Архангельский… Он всерьез рассчитывал затеряться среди огромной массы людей, «профильтровать» которую, как думалось ему, чекисты едва ли сумеют быстро.
Надо только представить себе первые недели и месяцы мира в после военной Германии. Советские войска водрузили над Берлином знамя Победы. Войска союзных армий перешагнули границы рейха, освободив тысячи рабов фашизма — Arbeitskraft[94] со всей Европы, и сейчас эти люди обивали пороги комендатур, добиваясь отправки на Родину. Дороги были буквально наводнены беженцами, пестрели полосатыми робами узников, освобожденных из концентрационных лагерей. Человеческий муравейник! Попробуй разберись в нем, найди иголку в стоге сена.

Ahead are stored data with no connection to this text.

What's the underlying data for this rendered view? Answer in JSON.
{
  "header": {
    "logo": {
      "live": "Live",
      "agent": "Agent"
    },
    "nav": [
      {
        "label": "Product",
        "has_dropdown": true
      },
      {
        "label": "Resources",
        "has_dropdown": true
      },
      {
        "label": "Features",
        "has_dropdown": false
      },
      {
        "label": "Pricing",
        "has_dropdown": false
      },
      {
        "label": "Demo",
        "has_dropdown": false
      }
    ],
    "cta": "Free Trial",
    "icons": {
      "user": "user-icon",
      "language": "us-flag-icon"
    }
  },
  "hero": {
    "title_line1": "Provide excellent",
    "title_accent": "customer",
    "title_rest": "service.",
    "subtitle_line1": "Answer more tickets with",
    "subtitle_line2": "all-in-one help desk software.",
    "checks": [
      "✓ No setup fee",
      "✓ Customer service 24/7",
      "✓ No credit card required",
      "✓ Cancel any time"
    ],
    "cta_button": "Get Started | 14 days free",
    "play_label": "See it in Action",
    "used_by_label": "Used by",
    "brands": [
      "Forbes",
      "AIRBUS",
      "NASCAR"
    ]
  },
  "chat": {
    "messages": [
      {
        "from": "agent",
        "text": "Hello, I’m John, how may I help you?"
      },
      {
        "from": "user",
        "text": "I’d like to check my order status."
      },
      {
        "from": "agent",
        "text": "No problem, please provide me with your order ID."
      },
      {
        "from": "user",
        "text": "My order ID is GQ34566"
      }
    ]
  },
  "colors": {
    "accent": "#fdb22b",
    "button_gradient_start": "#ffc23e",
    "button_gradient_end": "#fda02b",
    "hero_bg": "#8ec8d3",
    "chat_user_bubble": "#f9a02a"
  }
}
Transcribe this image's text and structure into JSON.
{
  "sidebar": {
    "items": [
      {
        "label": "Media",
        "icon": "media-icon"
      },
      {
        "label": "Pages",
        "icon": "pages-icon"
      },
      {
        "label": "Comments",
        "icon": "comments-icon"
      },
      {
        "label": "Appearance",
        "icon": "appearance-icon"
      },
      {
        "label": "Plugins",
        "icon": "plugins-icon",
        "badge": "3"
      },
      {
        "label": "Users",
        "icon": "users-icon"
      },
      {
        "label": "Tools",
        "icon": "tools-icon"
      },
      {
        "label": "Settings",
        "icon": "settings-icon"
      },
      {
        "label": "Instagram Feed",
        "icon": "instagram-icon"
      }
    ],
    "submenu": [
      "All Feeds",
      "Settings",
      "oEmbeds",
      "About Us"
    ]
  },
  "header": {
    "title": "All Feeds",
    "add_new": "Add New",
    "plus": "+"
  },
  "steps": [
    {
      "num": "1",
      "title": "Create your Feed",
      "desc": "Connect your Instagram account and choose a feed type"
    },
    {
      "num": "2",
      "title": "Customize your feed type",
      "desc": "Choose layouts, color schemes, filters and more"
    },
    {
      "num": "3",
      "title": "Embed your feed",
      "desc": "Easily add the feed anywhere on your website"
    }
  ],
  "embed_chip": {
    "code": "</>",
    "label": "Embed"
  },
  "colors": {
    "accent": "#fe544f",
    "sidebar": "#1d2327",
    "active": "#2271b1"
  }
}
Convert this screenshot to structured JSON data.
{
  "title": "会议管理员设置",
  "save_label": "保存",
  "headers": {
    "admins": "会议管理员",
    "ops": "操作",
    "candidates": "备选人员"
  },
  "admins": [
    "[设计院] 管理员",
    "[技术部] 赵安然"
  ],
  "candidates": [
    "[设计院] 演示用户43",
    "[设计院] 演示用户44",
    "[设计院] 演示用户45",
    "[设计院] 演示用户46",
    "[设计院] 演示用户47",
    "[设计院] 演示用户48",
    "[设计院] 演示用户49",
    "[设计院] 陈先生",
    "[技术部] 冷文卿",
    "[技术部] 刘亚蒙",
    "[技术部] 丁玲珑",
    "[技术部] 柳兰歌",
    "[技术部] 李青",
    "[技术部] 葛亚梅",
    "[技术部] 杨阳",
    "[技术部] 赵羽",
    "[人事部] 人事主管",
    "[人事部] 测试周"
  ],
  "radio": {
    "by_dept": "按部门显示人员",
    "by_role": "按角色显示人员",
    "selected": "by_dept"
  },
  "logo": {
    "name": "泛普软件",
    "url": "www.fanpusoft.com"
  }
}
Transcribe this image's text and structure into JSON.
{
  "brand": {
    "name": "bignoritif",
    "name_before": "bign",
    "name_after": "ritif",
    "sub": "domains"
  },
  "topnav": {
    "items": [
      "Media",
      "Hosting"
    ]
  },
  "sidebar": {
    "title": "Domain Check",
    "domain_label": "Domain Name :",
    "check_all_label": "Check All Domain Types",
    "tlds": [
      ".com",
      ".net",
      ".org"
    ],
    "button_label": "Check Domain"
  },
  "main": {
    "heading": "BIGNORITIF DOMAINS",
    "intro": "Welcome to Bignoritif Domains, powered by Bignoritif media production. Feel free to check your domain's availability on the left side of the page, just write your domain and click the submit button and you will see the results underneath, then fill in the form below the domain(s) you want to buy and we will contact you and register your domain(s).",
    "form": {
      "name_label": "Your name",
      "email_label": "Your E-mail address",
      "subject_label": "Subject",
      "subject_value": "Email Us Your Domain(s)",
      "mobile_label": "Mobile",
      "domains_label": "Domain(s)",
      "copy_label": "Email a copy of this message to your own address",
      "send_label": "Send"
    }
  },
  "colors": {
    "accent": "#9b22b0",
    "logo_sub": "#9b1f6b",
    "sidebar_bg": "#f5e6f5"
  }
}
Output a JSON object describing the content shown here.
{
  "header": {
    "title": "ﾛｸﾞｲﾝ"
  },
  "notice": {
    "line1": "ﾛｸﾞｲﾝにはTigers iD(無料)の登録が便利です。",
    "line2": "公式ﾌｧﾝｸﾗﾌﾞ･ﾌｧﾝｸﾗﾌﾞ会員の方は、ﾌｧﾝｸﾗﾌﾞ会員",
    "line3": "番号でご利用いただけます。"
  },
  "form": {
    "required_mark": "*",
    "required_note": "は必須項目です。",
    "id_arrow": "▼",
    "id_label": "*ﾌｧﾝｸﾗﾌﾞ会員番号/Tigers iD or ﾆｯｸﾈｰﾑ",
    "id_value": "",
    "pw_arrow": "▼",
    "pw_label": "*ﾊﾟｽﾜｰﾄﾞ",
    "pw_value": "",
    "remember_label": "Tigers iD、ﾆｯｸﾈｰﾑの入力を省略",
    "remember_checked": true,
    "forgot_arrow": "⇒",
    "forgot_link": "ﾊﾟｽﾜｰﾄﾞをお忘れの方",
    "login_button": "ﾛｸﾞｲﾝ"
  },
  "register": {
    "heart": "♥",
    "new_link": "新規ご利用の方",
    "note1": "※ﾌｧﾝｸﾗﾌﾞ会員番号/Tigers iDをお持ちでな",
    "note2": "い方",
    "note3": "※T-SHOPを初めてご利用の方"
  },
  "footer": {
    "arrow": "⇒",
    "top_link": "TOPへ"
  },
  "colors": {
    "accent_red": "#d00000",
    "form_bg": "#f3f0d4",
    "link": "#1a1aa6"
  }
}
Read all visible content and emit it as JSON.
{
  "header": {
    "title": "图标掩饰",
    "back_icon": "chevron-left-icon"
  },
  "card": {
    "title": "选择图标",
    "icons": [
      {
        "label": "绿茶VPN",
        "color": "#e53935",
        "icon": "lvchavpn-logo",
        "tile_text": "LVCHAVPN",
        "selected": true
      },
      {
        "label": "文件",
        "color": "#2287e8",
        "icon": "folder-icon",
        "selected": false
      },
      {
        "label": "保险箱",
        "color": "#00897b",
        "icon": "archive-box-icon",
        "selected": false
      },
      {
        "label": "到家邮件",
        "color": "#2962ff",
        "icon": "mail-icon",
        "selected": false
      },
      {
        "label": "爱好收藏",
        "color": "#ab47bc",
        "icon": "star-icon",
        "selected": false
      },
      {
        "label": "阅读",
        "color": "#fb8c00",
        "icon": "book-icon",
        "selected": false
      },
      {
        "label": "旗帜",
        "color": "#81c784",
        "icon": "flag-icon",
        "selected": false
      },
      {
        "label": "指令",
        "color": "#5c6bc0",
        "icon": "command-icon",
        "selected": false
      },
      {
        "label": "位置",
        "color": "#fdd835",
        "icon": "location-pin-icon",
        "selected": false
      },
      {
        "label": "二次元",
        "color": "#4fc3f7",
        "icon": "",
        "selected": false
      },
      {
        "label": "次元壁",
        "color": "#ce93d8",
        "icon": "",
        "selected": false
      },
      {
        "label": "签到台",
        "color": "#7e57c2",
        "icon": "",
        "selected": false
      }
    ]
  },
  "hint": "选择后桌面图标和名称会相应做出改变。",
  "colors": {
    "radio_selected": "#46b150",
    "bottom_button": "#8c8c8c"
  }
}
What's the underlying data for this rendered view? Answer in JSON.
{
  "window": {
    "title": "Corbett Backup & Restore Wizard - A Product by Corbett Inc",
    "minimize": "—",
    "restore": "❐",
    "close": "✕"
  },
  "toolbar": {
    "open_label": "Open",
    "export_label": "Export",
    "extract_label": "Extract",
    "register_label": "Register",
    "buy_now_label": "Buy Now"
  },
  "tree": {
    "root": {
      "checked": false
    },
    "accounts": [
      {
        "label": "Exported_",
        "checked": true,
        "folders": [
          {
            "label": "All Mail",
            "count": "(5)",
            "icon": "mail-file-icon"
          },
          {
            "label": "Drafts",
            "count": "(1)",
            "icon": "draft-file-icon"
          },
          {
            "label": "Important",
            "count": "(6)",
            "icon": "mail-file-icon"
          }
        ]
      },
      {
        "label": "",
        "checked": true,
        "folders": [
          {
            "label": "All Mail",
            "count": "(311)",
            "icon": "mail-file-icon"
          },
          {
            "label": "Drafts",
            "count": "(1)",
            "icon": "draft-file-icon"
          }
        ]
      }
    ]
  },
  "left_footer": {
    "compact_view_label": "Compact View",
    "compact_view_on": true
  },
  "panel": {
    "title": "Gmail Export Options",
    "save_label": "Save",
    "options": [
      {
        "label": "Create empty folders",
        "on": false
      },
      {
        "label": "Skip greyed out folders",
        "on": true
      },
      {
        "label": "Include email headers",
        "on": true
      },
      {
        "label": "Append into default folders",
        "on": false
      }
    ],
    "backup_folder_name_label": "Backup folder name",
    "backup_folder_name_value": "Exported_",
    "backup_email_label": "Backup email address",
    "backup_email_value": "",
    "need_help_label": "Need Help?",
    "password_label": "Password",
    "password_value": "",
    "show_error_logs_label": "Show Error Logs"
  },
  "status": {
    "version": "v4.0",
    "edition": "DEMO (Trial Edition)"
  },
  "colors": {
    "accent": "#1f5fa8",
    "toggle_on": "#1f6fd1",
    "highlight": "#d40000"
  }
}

И все-таки «иголку» разыскали.
…Н-ская артиллерийская часть, расквартированная в небольшом немецком городке, летом 1945 года переходила к мирной, оседлой жизни. Уже не надо было солдатам вскакивать ночью по сигналу боевой тревоги, чтобы в считанные минуты подготовить технику к очередному броску на запад. Вот оно, логово фашистского зверя. Остыли стволы орудий, еще недавно раскаленные от многочасового огневого налета на Берлин. И сами артиллеристы остывали от ожесточения последних боев, отмывали с себя пороховую копоть в маленьких, будто игрушечных немецких баньках. Отсыпались, отъедались на солдатской норме, усиленной стараниями разворотливого старшины.
Каждый день под вечер старшина появлялся в расположении части на дребезжащем трофейном «мерседесе», за рулем которого сидел белобрысый парень в штатском.
При первом появлении старшина отрекомендовал его:
— Наш это, Костя Архангельский, свой в доску. Из пленных. Рука не разгибается, а баранку крутит, как бог. А ну, славяне, разгружай драндулет!